Если бы де Сад был повинен только в негуманном отношении к девицам легкого поведения, вряд ли его стали бы наказывать. Но основным обвинением было богохульство, а согласно уголовному законодательству того времени святотатство считалось достаточно серьезным проступком, и если бы не знатное происхождение, маркиз мог бы поплатиться за него головой, как это случилось с шевалье де ла Барром, о деле которого с гневом писал Вольтер. Шевалье якобы не снял шляпу перед религиозной процессией, богохульствовал, а потом признался под пыткой, что в ночь на 9 августа 1765 года изрезал деревянное распятие, стоявшее на мосту в Абвиле. По приговору суда шевалье должны были вырвать язык, отрезать правую руку и сжечь живьем, но парламент Парижа, рассмотрев прошение осужденного, смягчил приговор, заменив сожжение отсечением головы. Помиловать шевалье король отказался, и 1 июля 1766 года двадцатилетний молодой человек был казнен.
За две недели пребывания в стенах Венсена маркиз, кажется, осознал, какой опасности он подвергался, а осознав, принялся писать письма, в том числе и начальнику полиции Сартину. Именуя себя «несчастным, сбившимся со стези добродетели», де Сад ненароком упомянул о некой «книге», якобы вышедшей в июне месяце, которая, как считают, вполне могла быть непристойной книгой самого де Сада, отрывки из которой он зачитывал Жанне Тестар. Если де Сад действительно еще до первого своего заключения успел издать некое анонимное сочинение, если в 1768—1769 годах он сумел продать кое-какие свои рукописи, причем продать не только во Франции, но и в Голландии, значит, он не устоял перед искушением увидеть свои произведения напечатанными.
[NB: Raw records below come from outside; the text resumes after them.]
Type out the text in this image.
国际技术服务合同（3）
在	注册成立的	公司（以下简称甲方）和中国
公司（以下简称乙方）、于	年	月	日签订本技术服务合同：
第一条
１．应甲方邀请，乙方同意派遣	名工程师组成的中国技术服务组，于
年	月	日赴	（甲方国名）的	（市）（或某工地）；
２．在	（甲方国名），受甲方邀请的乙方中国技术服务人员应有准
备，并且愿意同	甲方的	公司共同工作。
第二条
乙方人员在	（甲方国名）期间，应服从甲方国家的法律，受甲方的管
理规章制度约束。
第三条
Правда, издал он их анонимно, чтобы не портить аристократическую репутацию, но тем не менее поступок этот ясно свидетельствует о его страсти к писательству. А зная, что излюбленными темами маркиза являлись наслаждение и отрицание Бога, можно предположить, что в первых его публикациях порнографические пассажи чередовались с критическими, и объектом критики выступала, скорее всего, религия. Тогда становится относительно понятно, почему на фоне всеобщего разложения нравов, при необычайной популярности розог в деле повышения потенции кавалеров, равно как и содомских сношений, именно либертен де Сад пострадал от правосудия за свои удовольствия. Перо де Сада всегда отличалось язвительностью и прямолинейностью.
Несколько цифр: согласно полицейской статистике, в 1725 году в Париже насчитывалось примерно двадцать тысяч содомитов, а в 1785-м их уже было вдвое больше.
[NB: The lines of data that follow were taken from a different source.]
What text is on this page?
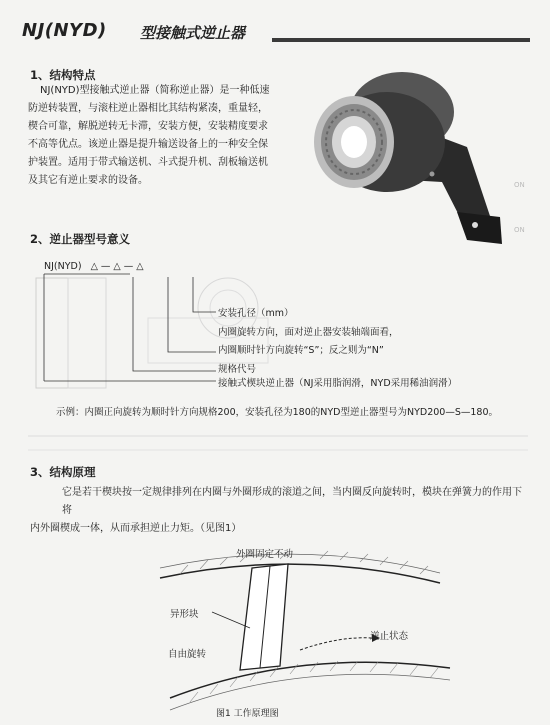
NJ(NYD) 型接触式逆止器
1、结构特点
NJ(NYD)型接触式逆止器（简称逆止器）是一种低速
防逆转装置，与滚柱逆止器相比其结构紧凑，重量轻，
楔合可靠，解脱逆转无卡滞，安装方便，安装精度要求
不高等优点。该逆止器是提升输送设备上的一种安全保
护装置。适用于带式输送机、斗式提升机、刮板输送机
及其它有逆止要求的设备。	ON
ON
2、逆止器型号意义
NJ(NYD) △ — △ — △
安装孔径（mm）
内圈旋转方向，面对逆止器安装轴端面看，
内圈顺时针方向旋转“S”；反之则为“N”
规格代号
接触式楔块逆止器（NJ采用脂润滑，NYD采用稀油润滑）
示例：内圈正向旋转为顺时针方向规格200，安装孔径为180的NYD型逆止器型号为NYD200—S—180。
3、结构原理
它是若干楔块按一定规律排列在内圈与外圈形成的滚道之间，当内圈反向旋转时，模块在弹簧力的作用下将
内外圈楔成一体，从而承担逆止力矩。（见图1）
外圈固定不动
异形块
逆止状态
自由旋转
图1 工作原理图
Сартину еще не раз доведется отведать проклятий маркиза: в письмах из Венсена де Сад станет называть его и «ядовитым грибом», и «любителем лизать королевскую задницу», и «бастардом Торквемады», хотя в сущности Антуан Габриэль де Сартин (1729—1801) был не самым худшим начальником полиции, а, наоборот, одним из лучших. Он сумел так поставить дело, что к нему за советом обращались великие европейские императрицы Екатерина II и Мария-Терезия. Он успешно боролся с уголовной преступностью, поставил на улицах Парижа фонари, построил зерновой рынок, организовал бесплатные курсы рисования для бедных детей и, говорят, даже придумал игру в рулетку в том виде, в каком она дошла до наших дней. Но таков уж был господин де Сад: всех, кто не угодил ему, он поливал грязью, не задумываясь о том, справедливы его обвинения или нет.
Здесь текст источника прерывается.